Artificial intelligence is reshaping every industry, and the world of investing is no exception. Tools like ProPicks AI now claim to "beat the S&P 500" or "outperform the Dow Jones" using AI's analytical power. These bold promises raise a fundamental question: can AI really outperform the market consistently over time? Let’s take a closer, more nuanced look.
AI has clear strengths when it comes to financial analysis. Its ability to process massive amounts of market data—financial reports, economic news, sector trends, macroeconomic indicators—in seconds far exceeds human capacity. “Even before AI came on the scene, we’d already come a long way in terms of speed and complexity of data processing,” notes Roland Gillet, professor of financial economics at the University of Paris 1 Panthéon-Sorbonne and Solvay (ULB), and advisor to both public and private institutions. “What sets AI apart from traditional algorithms is its adaptability—its ability to improve on its own. But even with an intelligent model, the future will always be, in part, unpredictable.”
Gillet illustrates this point with an anecdote from a 1989 research seminar at Harvard: “Two well-known researchers were trying to prove that stock prices don’t follow a random walk—that historical data contains correlations that could predict future prices. They aimed to identify ‘pockets of inefficiency’ in the New York Stock Exchange. During the session, an attendee handed them a disk with stock price data and asked them to identify any correlations they could find. They did. Then the attendee revealed that the data was entirely random, generated by a simulation. The researchers had uncovered patterns that, in theory, shouldn't have existed—except by pure chance.”
Financial markets aren't purely rational systems. They’re heavily influenced by human behavior—herd instincts, fear, euphoria—which can create irrational swings that are hard to model. AI can analyze past data and simulate scenarios, but human reactions to new events remain wildly unpredictable. “When Trump says one thing and then the opposite, markets need time to adjust,” explains Gillet. “They’re likely inefficient for several minutes or even days. AI can’t foresee where his behavior will lead next.”
So-called “black swans”—a term coined by Nassim Nicholas Taleb—are another hurdle for AI. These are rare, unpredictable events that have major consequences for markets: large-scale natural disasters, major tech outages, the sudden death of key CEOs, or unexpected geopolitical shifts. They’re, by definition, impossible to predict using historical data.

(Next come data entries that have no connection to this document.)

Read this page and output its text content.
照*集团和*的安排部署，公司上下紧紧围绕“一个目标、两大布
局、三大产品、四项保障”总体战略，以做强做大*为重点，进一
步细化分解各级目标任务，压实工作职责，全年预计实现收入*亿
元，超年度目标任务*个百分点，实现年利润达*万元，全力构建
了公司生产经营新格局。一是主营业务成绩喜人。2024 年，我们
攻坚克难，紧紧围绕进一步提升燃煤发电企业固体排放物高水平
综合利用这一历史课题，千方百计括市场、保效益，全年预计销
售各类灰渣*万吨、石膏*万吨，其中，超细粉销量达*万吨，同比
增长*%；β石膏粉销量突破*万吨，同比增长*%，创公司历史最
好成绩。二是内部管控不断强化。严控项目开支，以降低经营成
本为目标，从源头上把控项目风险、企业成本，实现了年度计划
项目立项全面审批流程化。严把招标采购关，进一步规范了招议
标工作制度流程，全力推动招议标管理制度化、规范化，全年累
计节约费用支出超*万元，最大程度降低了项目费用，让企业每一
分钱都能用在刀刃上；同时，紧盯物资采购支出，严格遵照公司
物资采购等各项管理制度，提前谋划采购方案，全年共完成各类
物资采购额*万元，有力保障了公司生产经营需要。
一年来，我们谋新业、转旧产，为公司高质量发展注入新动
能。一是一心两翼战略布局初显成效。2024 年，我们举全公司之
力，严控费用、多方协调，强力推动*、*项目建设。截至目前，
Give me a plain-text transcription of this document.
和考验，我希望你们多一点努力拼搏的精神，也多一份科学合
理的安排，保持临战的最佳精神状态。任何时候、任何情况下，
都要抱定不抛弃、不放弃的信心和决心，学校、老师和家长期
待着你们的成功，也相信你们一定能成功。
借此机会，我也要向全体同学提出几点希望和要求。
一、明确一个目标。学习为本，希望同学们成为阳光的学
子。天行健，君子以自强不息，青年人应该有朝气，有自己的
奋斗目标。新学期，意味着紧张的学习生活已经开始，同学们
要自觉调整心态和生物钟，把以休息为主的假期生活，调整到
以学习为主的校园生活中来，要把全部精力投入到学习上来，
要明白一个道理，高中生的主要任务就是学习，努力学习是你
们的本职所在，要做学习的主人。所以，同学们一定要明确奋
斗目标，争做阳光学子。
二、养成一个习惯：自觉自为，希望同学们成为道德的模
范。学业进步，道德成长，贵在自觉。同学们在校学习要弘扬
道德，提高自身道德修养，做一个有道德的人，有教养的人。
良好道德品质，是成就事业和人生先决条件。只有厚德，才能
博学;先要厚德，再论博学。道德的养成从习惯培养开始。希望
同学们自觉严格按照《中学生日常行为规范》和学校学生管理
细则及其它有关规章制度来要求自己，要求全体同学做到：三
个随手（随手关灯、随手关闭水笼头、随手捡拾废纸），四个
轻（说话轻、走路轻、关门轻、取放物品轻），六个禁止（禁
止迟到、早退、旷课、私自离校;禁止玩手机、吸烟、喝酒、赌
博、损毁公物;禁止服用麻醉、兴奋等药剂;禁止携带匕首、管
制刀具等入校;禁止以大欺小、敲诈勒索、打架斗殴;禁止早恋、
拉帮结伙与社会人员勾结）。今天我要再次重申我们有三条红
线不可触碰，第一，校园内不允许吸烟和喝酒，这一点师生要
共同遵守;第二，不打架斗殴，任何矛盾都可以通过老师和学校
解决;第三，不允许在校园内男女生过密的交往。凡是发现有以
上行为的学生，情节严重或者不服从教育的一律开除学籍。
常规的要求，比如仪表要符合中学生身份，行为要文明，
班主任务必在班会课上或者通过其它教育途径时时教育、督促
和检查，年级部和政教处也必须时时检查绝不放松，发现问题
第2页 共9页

Could AI gain an advantage by processing available information faster than anyone else and identifying opportunities before the rest of the market catches up? “It’s possible that AI might process information even more quickly than other forms of intelligence, at least over very short timeframes,” Gillet concedes. “But even if that’s true, I believe the impact will be fairly marginal.” According to market efficiency theory, any successful AI strategy would soon be copied by others. As more investors adopt similar models, the edge would disappear.
Like previous algorithmic models, AI can quickly analyze large volumes of data and highlight potential investment opportunities—opportunities that human analysts can then assess using their own judgment and expertise.
Machine learning algorithms continuously improve risk models by integrating new data and adjusting parameters dynamically.
AI-powered tools give individual investors access to sophisticated analysis that was once limited to large financial institutions, helping to make markets more accessible to everyone.
Since day one, we’ve based our portfolio allocation and rebalancing on unique algorithms developed at Harvard. These mathematical models help us optimize diversification and manage risk—but they don’t claim to predict the market.
We automate as many administrative and back-office tasks as possible, allowing our wealth managers to focus on what truly matters: understanding our clients' goals and delivering personalized advice.
Our app now includes an AI chatbot trained to answer nearly all your questions about investing and Easyvest. This virtual assistant complements—never replaces—our human experts.
AI is undoubtedly transforming investing. But claims of consistently beating the market through AI should be met with healthy skepticism. Markets are shaped by human behavior and unpredictable events—elements even the smartest algorithms can’t reliably foresee. At Easyvest, we believe in a balanced approach: leveraging the power of AI and automation to improve operational efficiency and analytical accuracy, while keeping human expertise at the heart of the client relationship. This synergy between technology and human judgment is, in our view, the best way to navigate the complexity of today’s financial markets.